Il 15 gennaio 2014, dopo 6 anni, Brega Massone mette piede fuori del penitenziario di Opera: è scarcerato per decorrenza termini, in virtù del protrarsi del giudizio sulle 83 operazioni, dopo che la Cassazione ha chiesto di ricalcolare la pena inflitta in Appello, visto che nel frattempo il reato di truffa è andato in prescrizione. Saranno gli ultimi tre mesi, almeno fino ad oggi, trascorsi a piede libero dal chirurgo: il 9 aprile dello stesso anno Pier Paolo Brega Massone è condannato all’ergastolo nel processo di primo grado per i 4 omicidi ed è arrestato in aula. «C’è pericolo di fuga», secondo il dispositivo della Corte. Si scoprirà poco dopo, nelle motivazioni, che i contatti con i luminari tedeschi erano stati decisivi: alcuni di loro erano stati presentati dalla difesa come periti di parte, e i giudici danno per scontato che potrebbero assicurare ospitalità in Germania al collega italiano fuggiasco. D’altra parte, gli avvocati di Brega Massone hanno inutilmente insistito affinché il collegio nominasse periti d’ufficio.
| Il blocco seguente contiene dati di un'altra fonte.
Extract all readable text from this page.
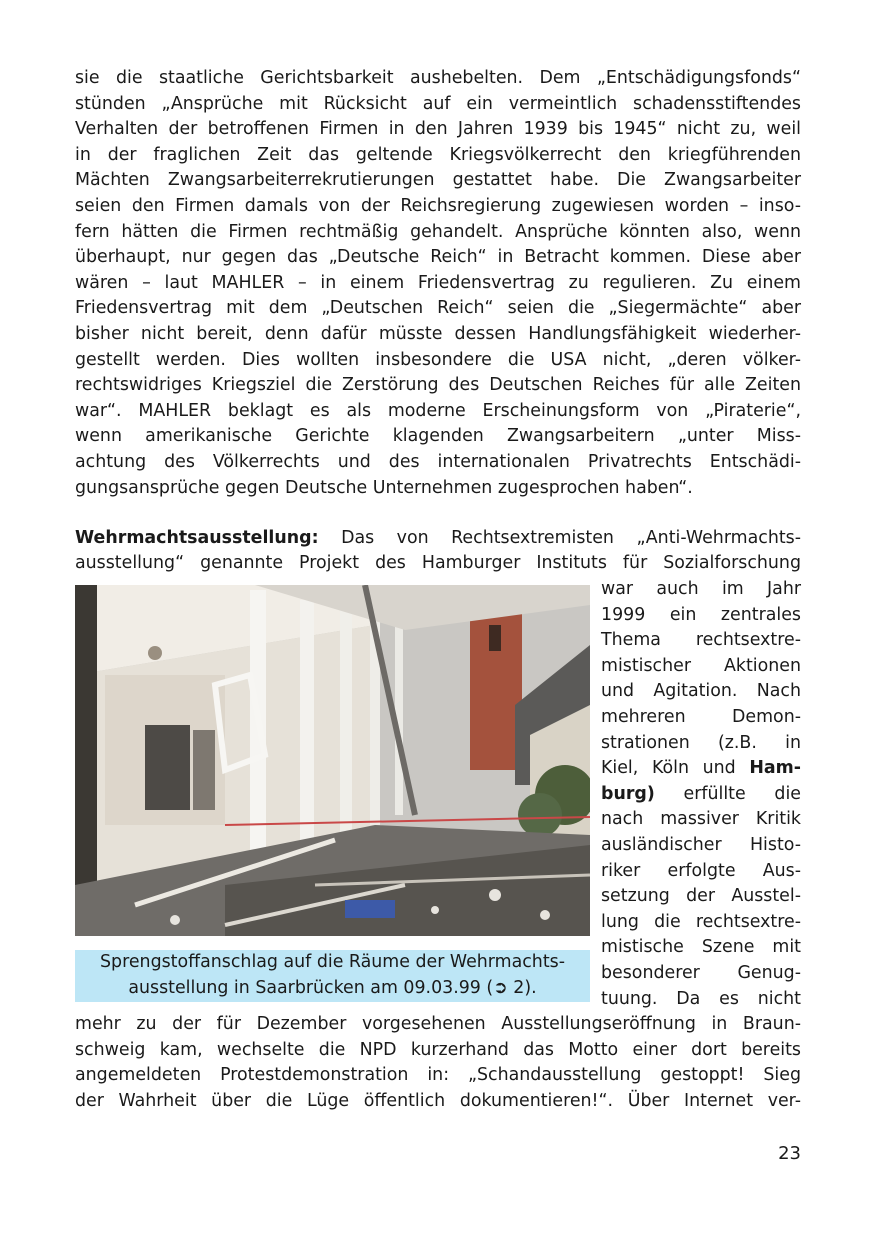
sie die staatliche Gerichtsbarkeit aushebelten. Dem „Entschädigungsfonds“
stünden „Ansprüche mit Rücksicht auf ein vermeintlich schadensstiftendes
Verhalten der betroffenen Firmen in den Jahren 1939 bis 1945“ nicht zu, weil
in der fraglichen Zeit das geltende Kriegsvölkerrecht den kriegführenden
Mächten Zwangsarbeiterrekrutierungen gestattet habe. Die Zwangsarbeiter
seien den Firmen damals von der Reichsregierung zugewiesen worden – inso-
fern hätten die Firmen rechtmäßig gehandelt. Ansprüche könnten also, wenn
überhaupt, nur gegen das „Deutsche Reich“ in Betracht kommen. Diese aber
wären – laut MAHLER – in einem Friedensvertrag zu regulieren. Zu einem
Friedensvertrag mit dem „Deutschen Reich“ seien die „Siegermächte“ aber
bisher nicht bereit, denn dafür müsste dessen Handlungsfähigkeit wiederher-
gestellt werden. Dies wollten insbesondere die USA nicht, „deren völker-
rechtswidriges Kriegsziel die Zerstörung des Deutschen Reiches für alle Zeiten
war“. MAHLER beklagt es als moderne Erscheinungsform von „Piraterie“,
wenn amerikanische Gerichte klagenden Zwangsarbeitern „unter Miss-
achtung des Völkerrechts und des internationalen Privatrechts Entschädi-
gungsansprüche gegen Deutsche Unternehmen zugesprochen haben“.
Wehrmachtsausstellung: Das von Rechtsextremisten „Anti-Wehrmachts-
ausstellung“ genannte Projekt des Hamburger Instituts für Sozialforschung
war auch im Jahr
1999 ein zentrales
Thema rechtsextre-
mistischer Aktionen
und Agitation. Nach
mehreren Demon-
strationen (z.B. in
Kiel, Köln und Ham-
burg) erfüllte die
nach massiver Kritik
ausländischer Histo-
riker erfolgte Aus-
setzung der Ausstel-
lung die rechtsextre-
mistische Szene mit
besonderer Genug-
tuung. Da es nicht
mehr zu der für Dezember vorgesehenen Ausstellungseröffnung in Braun-
schweig kam, wechselte die NPD kurzerhand das Motto einer dort bereits
angemeldeten Protestdemonstration in: „Schandausstellung gestoppt! Sieg
der Wahrheit über die Lüge öffentlich dokumentieren!“. Über Internet ver-
Sprengstoffanschlag auf die Räume der Wehrmachts-
ausstellung in Saarbrücken am 09.03.99 (➲ 2).
23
LE PERIZIE CIVILI CHE “ASSOLSERO” BREGA
È la probabile sliding door di tutta la storia. Lo dimostra un fatto riferito con modesta risonanza da gran parte dei media. Oltre ai due procedimenti principali, vengono attivate anche due cause civili per risarcimento danni, da altrettante pazienti che preferiscono non attendere l’esito dei giudizi penali. In questi casi i magistrati si affidano a perizie d’ufficio, a consulenti tecnici da loro stessi nominati, E accertano la correttezza del chirurgo. L’avessero fatto anche i colleghi delle sezioni penali, cosa sarebbe successo? Come sarebbe andata? Chi può escludere con certezza che il chirurgo di Pavia fosse sì uno sbruffone, capace di esprimersi con parole spicce sui pazienti, sulle operazioni e sui relativi rimborsi da mettere a bilancio, ma non per questo si trattasse di un disonesto pronto a usare tecniche d’intervento «inutili» ? Non si è avuto il coraggio di sciogliere l’incognita. Che Brega massone fosse un assassino era verità così indubitabile che la psichiatra Chantal Podio, a fine 2014, riferì sconcertata di un suo colloquio in carcere col chirurgo, a suo dire «incapace di ammettere le proprie responsabilità, dunque impermeabile, un muro di gomma». La verità era così indiscutibile che lo scienziata della psiche neppure provava a chiedersi se dietro quella professione d’innocenza ci fosse almeno una parziale verità. I giornali, prima delle sentenze, l’avevano già scritta. E ora, a 9 anni dall’arresto, la Cassazione ci dice che quella verità, almeno in parte, era solo un dogma.